Locus Focus: Take One Hundred and Seventeen!
This May at the Movies, we're really going to the movies. The special theme is Movie Houses, and so far, I've been having a blast revisiting those from movies I've already seen. Today, I'll take you to one that I first watched in childhood . . . and did not watch again until this weekend. If you haven't seen it, please note that it comes with my highest recommendations.
Nuovo Cinema Paradiso
Who cares about seeing a kiss on screen when you can have your own kiss in front of the screen? In the little town of Giancaldo, everything that goes on at the Cinema Paradiso is much more interesting than any movie its projectionist could show. And the light censorship that his buddy, the parish priest, imposes on everyone else in town is hardly the act of evil that the "But muh freedom!" crowd usually portrays it as. In fact, if you look at the parallels which the movie draws between the censorship, the Extraordinary Form of the Mass, and something else I can't mention because it would be the spoiler of all spoilers, it's an act of love. The sort of act of love that is easily misunderstood.
In the previous Locus Focus discussion, Stilwell brought up the idea that coming together as an audience creates a communion among people. We definitely see that among the cinephiles in Giancaldo. Indeed, the full movie house is such a microcosm of humanity that it's a mess--sometimes a literal mess, because people in the audience are eating, smoking, spitting, and possibly even changing babies' diapers. But what I really mean is that the Cinema Paradiso has room for the dedicated priest, the town prostitute, the mayor, illicit lovers, a nursing mother, a man who is just there to sleep, children of all ages, and every other type you could possibly name. It's almost like church, really.

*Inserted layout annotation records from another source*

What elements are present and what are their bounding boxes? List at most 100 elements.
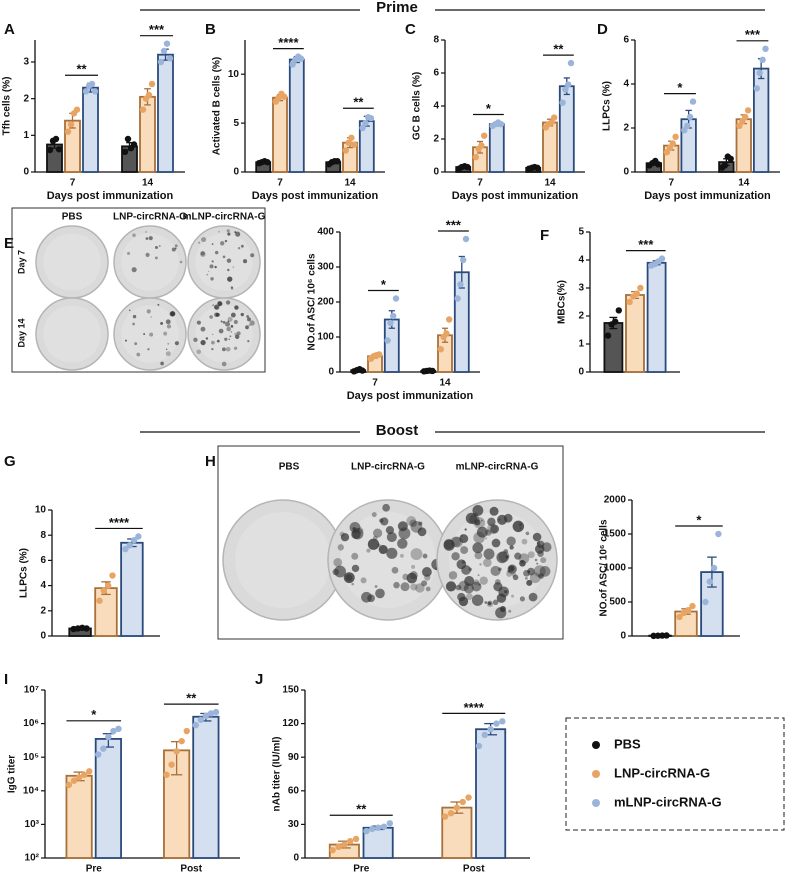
elispot-spot <box>200 251 206 257</box>
legend-label: LNP-circRNA-G <box>614 765 710 780</box>
elispot-spot <box>471 594 484 606</box>
elispot-spot <box>514 552 522 560</box>
x-tick-label: 14 <box>439 378 451 389</box>
data-point <box>454 295 461 302</box>
panel-letter: I <box>4 671 8 688</box>
elispot-spot <box>508 609 512 613</box>
elispot-spot <box>366 548 371 553</box>
panel-letter: G <box>4 453 16 470</box>
data-point <box>481 132 488 139</box>
image-column-label: LNP-circRNA-G <box>351 462 425 473</box>
data-point <box>493 720 500 727</box>
elispot-spot <box>224 337 228 341</box>
data-point <box>762 45 769 52</box>
elispot-spot <box>221 347 226 352</box>
data-point <box>86 768 93 775</box>
elispot-spot <box>209 264 214 269</box>
data-point <box>104 582 112 589</box>
elispot-spot <box>411 564 416 569</box>
data-point <box>443 330 450 337</box>
elispot-spot <box>134 342 138 346</box>
panel-letter: B <box>205 21 216 38</box>
y-tick-label: 60 <box>288 785 300 796</box>
elispot-spot <box>356 527 364 534</box>
y-tick-label: 0 <box>620 631 626 642</box>
data-point <box>429 367 436 375</box>
elispot-spot <box>465 512 477 524</box>
elispot-spot <box>220 241 225 246</box>
elispot-spot <box>247 339 250 343</box>
data-point <box>160 47 168 55</box>
bar <box>753 67 770 173</box>
elispot-spot <box>158 245 161 248</box>
data-point <box>345 139 352 146</box>
y-axis-label: MBCs(%) <box>557 280 568 324</box>
y-axis-label: nAb titer (IU/ml) <box>272 737 283 812</box>
y-tick-label: 5 <box>233 118 239 129</box>
data-point <box>75 774 83 781</box>
elispot-spot <box>227 232 231 236</box>
elispot-spot <box>340 533 350 542</box>
data-point <box>207 710 215 717</box>
significance-label: ** <box>76 62 87 77</box>
y-tick-label: 3 <box>23 57 29 68</box>
significance-label: * <box>381 277 387 292</box>
x-axis-label: Days post immunization <box>644 190 771 202</box>
data-point <box>348 134 355 141</box>
y-axis-label: IgG titer <box>7 755 18 793</box>
elispot-spot <box>448 571 458 580</box>
y-tick-label: 0 <box>578 367 584 378</box>
data-point <box>73 106 81 113</box>
elispot-spot <box>132 233 136 237</box>
elispot-spot <box>527 570 531 573</box>
data-point <box>744 107 752 114</box>
data-point <box>626 298 633 306</box>
data-point <box>457 281 464 288</box>
data-point <box>637 284 644 292</box>
elispot-spot <box>213 305 218 310</box>
x-axis-label: Days post immunization <box>252 190 379 202</box>
legend-marker <box>592 799 600 807</box>
elispot-spot <box>421 567 432 577</box>
y-tick-label: 4 <box>623 79 629 90</box>
y-tick-label: 8 <box>433 35 439 46</box>
y-tick-label: 90 <box>288 752 300 763</box>
elispot-spot <box>233 319 238 325</box>
elispot-spot <box>218 328 224 334</box>
data-point <box>392 295 400 302</box>
data-point <box>559 99 566 106</box>
y-tick-label: 0 <box>233 167 239 178</box>
elispot-spot <box>207 270 210 273</box>
data-point <box>88 80 96 88</box>
data-point <box>192 721 199 729</box>
elispot-spot <box>361 591 372 603</box>
data-point <box>756 69 763 77</box>
data-point <box>548 119 555 126</box>
elispot-spot <box>457 592 466 602</box>
panel-letter: C <box>405 21 416 38</box>
bar <box>603 322 624 373</box>
data-point <box>64 128 72 135</box>
elispot-spot <box>508 565 515 572</box>
data-point <box>655 161 662 168</box>
image-column-label: mLNP-circRNA-G <box>183 212 266 223</box>
elispot-spot <box>214 265 217 269</box>
data-point <box>721 162 729 169</box>
elispot-spot <box>148 236 153 241</box>
data-point <box>173 748 180 755</box>
elispot-spot <box>527 551 535 559</box>
elispot-spot <box>234 334 240 339</box>
data-point <box>46 146 54 154</box>
elispot-spot <box>147 348 150 351</box>
elispot-spot <box>154 256 158 260</box>
elispot-spot <box>215 250 219 255</box>
data-point <box>55 146 63 153</box>
elispot-spot <box>224 321 231 327</box>
elispot-spot <box>497 514 508 525</box>
data-point <box>212 708 220 716</box>
elispot-spot <box>246 315 250 318</box>
elispot-spot <box>166 324 172 329</box>
significance-label: ** <box>186 691 197 706</box>
elispot-spot <box>157 303 160 306</box>
elispot-spot <box>374 585 378 588</box>
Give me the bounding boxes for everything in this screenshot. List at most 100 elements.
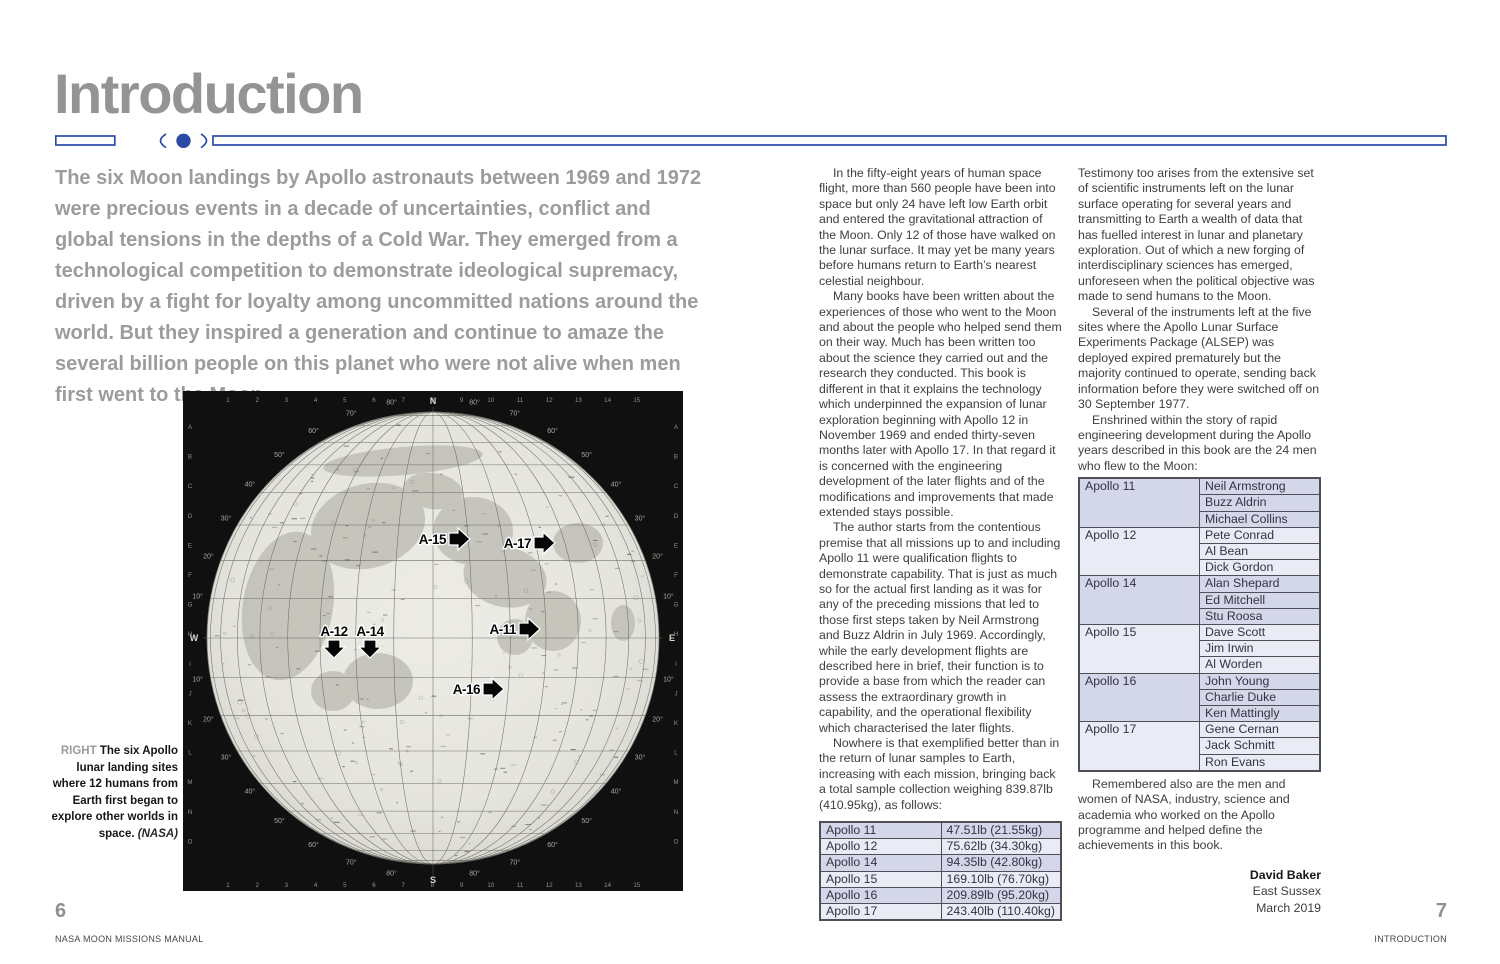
degree-label: 10° (663, 676, 674, 684)
crater-mark (331, 520, 335, 525)
edge-letter-left: N (188, 809, 192, 816)
degree-label: 20° (203, 716, 214, 724)
map-mark (271, 526, 278, 528)
map-mark (292, 781, 297, 783)
crater-mark (588, 628, 592, 632)
edge-letter-left: K (188, 720, 193, 727)
edge-letter-right: J (674, 690, 677, 697)
edge-number-top: 13 (575, 397, 582, 404)
table-row: Jack Schmitt (1079, 737, 1321, 755)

There's something unexpectedly appealing about that messy crowd, for whom our current ideas of cinema etiquette would stink of antiseptic Puritanism. Do we blame the Protestantising influence of television technology, which has made us think of communal things in sola ways? The movie itself suggests that we can. Of course, I hurl this stone at my own glass house: I watched Cinema Paradiso on my laptop, in my bedroom, with no one for company.
That's how I watch most movies these days. And when I do actually go to the cinema, my barely-there tolerance of others exposes me as the modern spoiled brat that I am. For as rude as it is for people to disturb the concentration of others, it is something even darker to resent them for it. When we divide the world into "good" audience members and "bad" audience members, we forget the idea of communion (which does remain, despite our best efforts to supplant it with commerce) . . . and we imagine that everything would be perfect if the "bad" ones just cleaned up their act or got thrown out. If you look carefully at anything you would describe as "man's inhumanity to man," you'll see the same splitting of groups into "good" and "bad," and the same sense that the "good" will not survive if the "bad" are allowed to.
It's hard to accept that the main reason good things don't last is that it is the nature of earthly things to pass away. But sometimes, if we're lucky, they leave something behind for us to remember them.
Question of the Week: What is your idea of an ideal place to watch movies?